Essa é a marca de um país profundamente desigual, onde bilionários vivem na luxúria e os trabalhadores enfrentam uma vida de penúria. Porém, apenas dizer que vivemos em um país desigual não é o suficiente. O objetivo deste texto é lançar um olhar para esse tema, para pensarmos com o conjunto dos ativistas jovens quais as tarefas concretas que precisamos levar adiante para mudar isso.
A realidade da juventude trabalhadora: desemprego e subemprego
Enquanto Lígia ganha 763 mil reais por dia, e 10 milhões de crianças vivem com 10 reais por dia, o cenário que temos no país para os jovens é catastrófico. Todo ano, surge um debate sobre a quantidade de jovens “nem-nem” altíssima que existe no Brasil. Estes são aqueles jovens, entre 15 e 29 anos, que nem estudam, e nem trabalham. O Brasil é um dos países que mais acumula jovens nem-nem do mundo: 20% dos jovens estão nessa situação. Mas isso não é algo novo, pois há mais de dez anos o país se mantém no topo dos países com a maior quantidade de jovens “nem-nem”.

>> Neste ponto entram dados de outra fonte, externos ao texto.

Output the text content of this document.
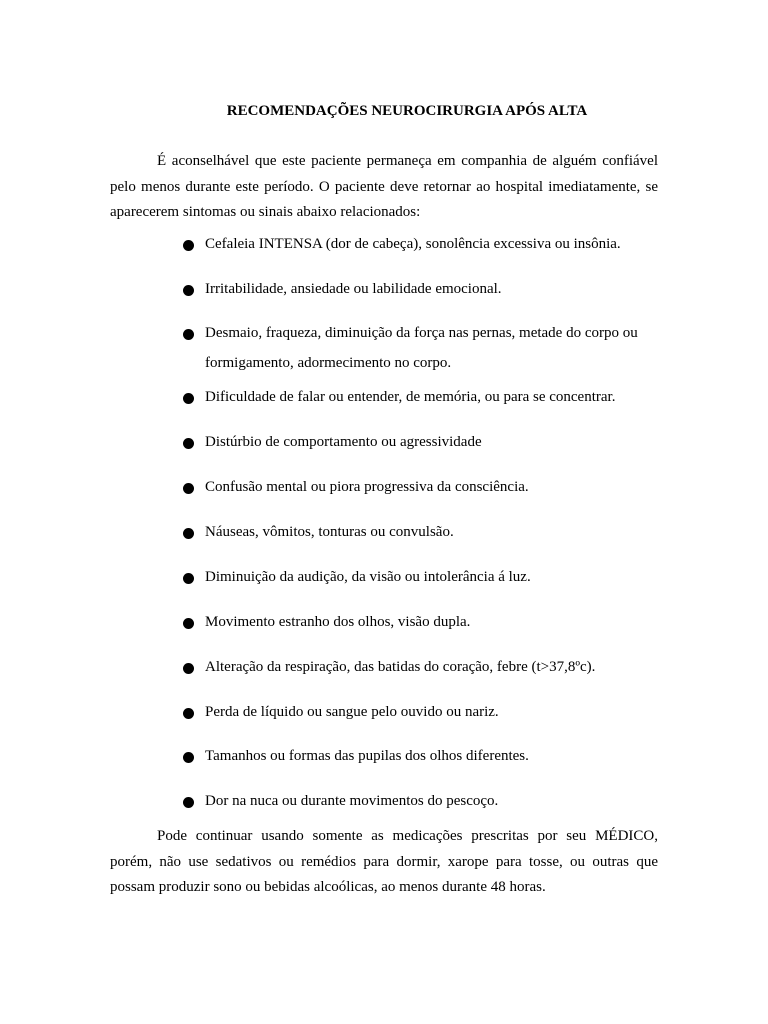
RECOMENDAÇÕES NEUROCIRURGIA APÓS ALTA

É aconselhável que este paciente permaneça em companhia de alguém confiável pelo menos durante este período. O paciente deve retornar ao hospital imediatamente, se aparecerem sintomas ou sinais abaixo relacionados:

Cefaleia INTENSA (dor de cabeça), sonolência excessiva ou insônia.
Irritabilidade, ansiedade ou labilidade emocional.
Desmaio, fraqueza, diminuição da força nas pernas, metade do corpo ou formigamento, adormecimento no corpo.
Dificuldade de falar ou entender, de memória, ou para se concentrar.
Distúrbio de comportamento ou agressividade
Confusão mental ou piora progressiva da consciência.
Náuseas, vômitos, tonturas ou convulsão.
Diminuição da audição, da visão ou intolerância á luz.
Movimento estranho dos olhos, visão dupla.
Alteração da respiração, das batidas do coração, febre (t>37,8ºc).
Perda de líquido ou sangue pelo ouvido ou nariz.
Tamanhos ou formas das pupilas dos olhos diferentes.
Dor na nuca ou durante movimentos do pescoço.

Pode continuar usando somente as medicações prescritas por seu MÉDICO, porém, não use sedativos ou remédios para dormir, xarope para tosse, ou outras que possam produzir sono ou bebidas alcoólicas, ao menos durante 48 horas.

Essas estatísticas significam que há mais de 5 milhões de jovens desempregados, em sua maioria mulheres (52%) e pretos e pardos (66%). Isso não quer dizer, no entanto, que a vida daqueles jovens que conseguem emprego está garantida. Na realidade, dentre os que estão empregados, 65% estão na informalidade, principalmente nos postos que exigem menos qualificação e pagam salários menores. E, novamente, aqui os que mais sofrem são também jovens oprimidos, em especial os negros, LGBTQIA+, indígenas, do campo e jovens PCDs (pessoas com deficiência).
É importante entendermos que a realidade do mundo do trabalho hoje é muito diferente do que foi para nossos pais. Décadas de ataques, de destruição de direitos trabalhistas e de uma recolonização avançada do país que tira daqui indústrias de pontas e empregos, produziram um mercado de trabalho extremamente precarizado, informal, onde o emprego está muito longe de ser garantido e as condições de trabalho são insustentáveis. Os jovens são a marca desse novo mercado de trabalho. A CLT, por exemplo, parece um mito. É piada, meme, algo tão longínquo que parece nem ser tão importante assim.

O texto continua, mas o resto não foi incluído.